Por que sou gorda, mamãe?

MOSCOVICH, Cíntia. Por que sou gorda, mamãe?. Rio de Janeiro: Record, 2006. 252 p.

Por

Gisélia Evangelista

Ganhadora do Prêmio Açorianos de Literatura, com livro de estréia “O reino das cebolas", lançado em 1996, também indicado ao Prêmio Jabuti, repetindo a premiação com o livro “Duas iguais - Manual de amores e equívocos assemelhados", em 1999, a gaúcha, Cíntia Moscovich, escritora, jornalista e mestre em Teoria Literária, lançou em 2006, pela editora Record, o livro. 'Por que sou gorda, mamãe?'

Este novo livro repete a temática dos anteriores como o judaísmo e relações afetivas e familiares, no entanto inova ao trazer a tona o tema da obesidade com doses de ironia e humor, sendo ao mesmo tempo dramático.

Narrado em primeira pessoa por uma personagem-narradora, cujo nome não é mencionado, que é escritora e engordou 22 quilos em apenas quatro anos, o romance mostra a luta da personagem contra a obesidade bem como a tentativa de descobrir as suas possíveis causas.

A personagem adentra em sua própria história e supõe que as razões de seu sofrimento podem estar no passado.

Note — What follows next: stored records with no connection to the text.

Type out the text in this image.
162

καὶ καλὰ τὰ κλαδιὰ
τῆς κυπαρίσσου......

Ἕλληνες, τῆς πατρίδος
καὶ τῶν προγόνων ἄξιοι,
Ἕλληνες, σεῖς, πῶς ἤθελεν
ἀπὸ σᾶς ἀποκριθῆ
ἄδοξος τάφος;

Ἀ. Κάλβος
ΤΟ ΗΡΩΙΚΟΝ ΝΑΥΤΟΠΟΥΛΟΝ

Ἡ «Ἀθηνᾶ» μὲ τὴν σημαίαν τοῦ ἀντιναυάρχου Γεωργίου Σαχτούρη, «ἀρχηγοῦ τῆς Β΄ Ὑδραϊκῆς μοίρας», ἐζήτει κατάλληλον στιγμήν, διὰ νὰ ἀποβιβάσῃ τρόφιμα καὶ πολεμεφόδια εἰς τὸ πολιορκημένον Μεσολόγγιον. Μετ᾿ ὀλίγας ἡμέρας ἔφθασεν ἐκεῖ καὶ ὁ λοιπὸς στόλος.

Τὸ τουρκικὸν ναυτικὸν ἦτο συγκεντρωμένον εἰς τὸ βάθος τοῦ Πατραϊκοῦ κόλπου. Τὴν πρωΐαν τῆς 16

O enredo se desenvolve a partir de uma carta que a personagem narradora, que é judia, escreve à mãe e avisa sobre o início de um regime. Nesta carta ela não deixa de mencionar a difícil chegada de suas avós, uma gorda e uma magra, ao país, a saudade do pai, já morto, os problemas da adolescência e principalmente a dificuldade de relacionamento com a mãe, que é magra e esbelta, não necessitando passar pelas humilhações que passam os “gordinhos’, nem pelo sacrifício dos exercícios físicos. Não raras vezes são feitas comparações sobre as duas: “eu sabia que não era bonita nem atraente. Era só nos comparar, as duas. Eu era criança, mas não era burra”.

. “Por que sou gorda, mamãe?”, mesmo que induza o leitor a pensar, por causa do título, ser mais um livro de auto-ajuda, não o é, pelo contrário, a base deste romance diz respeito ao que uma geração pode transmitir para a outra, seja transmissão do amor, do ódio, ou até de hábitos alimentares ou características familiares.

É um livro sobre acertos de contas consigo mesma, mas, também, sobre uma escritora que, afinal, assume o seu ofício de escritora integralmente.

Os relatos feitos no romance são longos, com muitas pausas e ás vezes até truncados, grande parte dotada de doses de ironia. A dificuldade de relacionamento entre mãe e filha também é explorado, como no trecho abaixo:

Vovó fora acusada de desamor anos a fio, eu já havia escutado aquela história antes. Mas parecia naquele momento algo mais severo e grave. A vó continuou com o rosto escorado pela mão olhando os bicos dos sapatos, como se tudo dependesse dos bicos dos sapatos – e eu me meti numa conversa de adultos, numa conversa que não era minha, me interpus entre vocês duas, e pedi que a senhora, mamãe, parasse com aquilo, a senhora estava maltratando a avó. (...) E foi só então que a senhora viu que eu estava na sala, e levantou a mão para mim, como quem vai desferir um tapa, e eu cobri o rosto com o braço, e o tapa não veio, felizmente não veio, e a senhora levantou o queixo, orgulhosa como quem diz a verdade de uma vida, e passou os dedos entre os cabelos, ajeitando o penteado desfeito à altura da nuca, e saiu dali com passos pesados de neurose, rejeição e trauma. (MOSCOVICH, 2006)

É obvio que Moscovich não deixa de tratar no livro das crises de auto-imagem dos obesos, do ódio do próprio corpo e da ambigüidade entre o amor ao alimento que lhe dá prazer, e da comida que a engorda. No entanto, como já mencionamos não se trata de livro de auto-ajuda, a obra não sugere nenhuma receita milagrosa para que se saia da crise.

REFERÊNCIAS

SPALDING. Marcelo. Com a palavra, as gordas, feias e mal amadas. Disponível

http://www.digestivocultural.com/colunistas/coluna.asp?codigo=2165. Acesso em 25 mar. 2010.

ENCICLOPÉDIA. Disponível em http://pt.wikipedia.org/wiki/Cintia_Moscovich. Acesso em 22 abr. 2010.

www.cintiamoscovich.com. Acesso em 25 abr. 2010.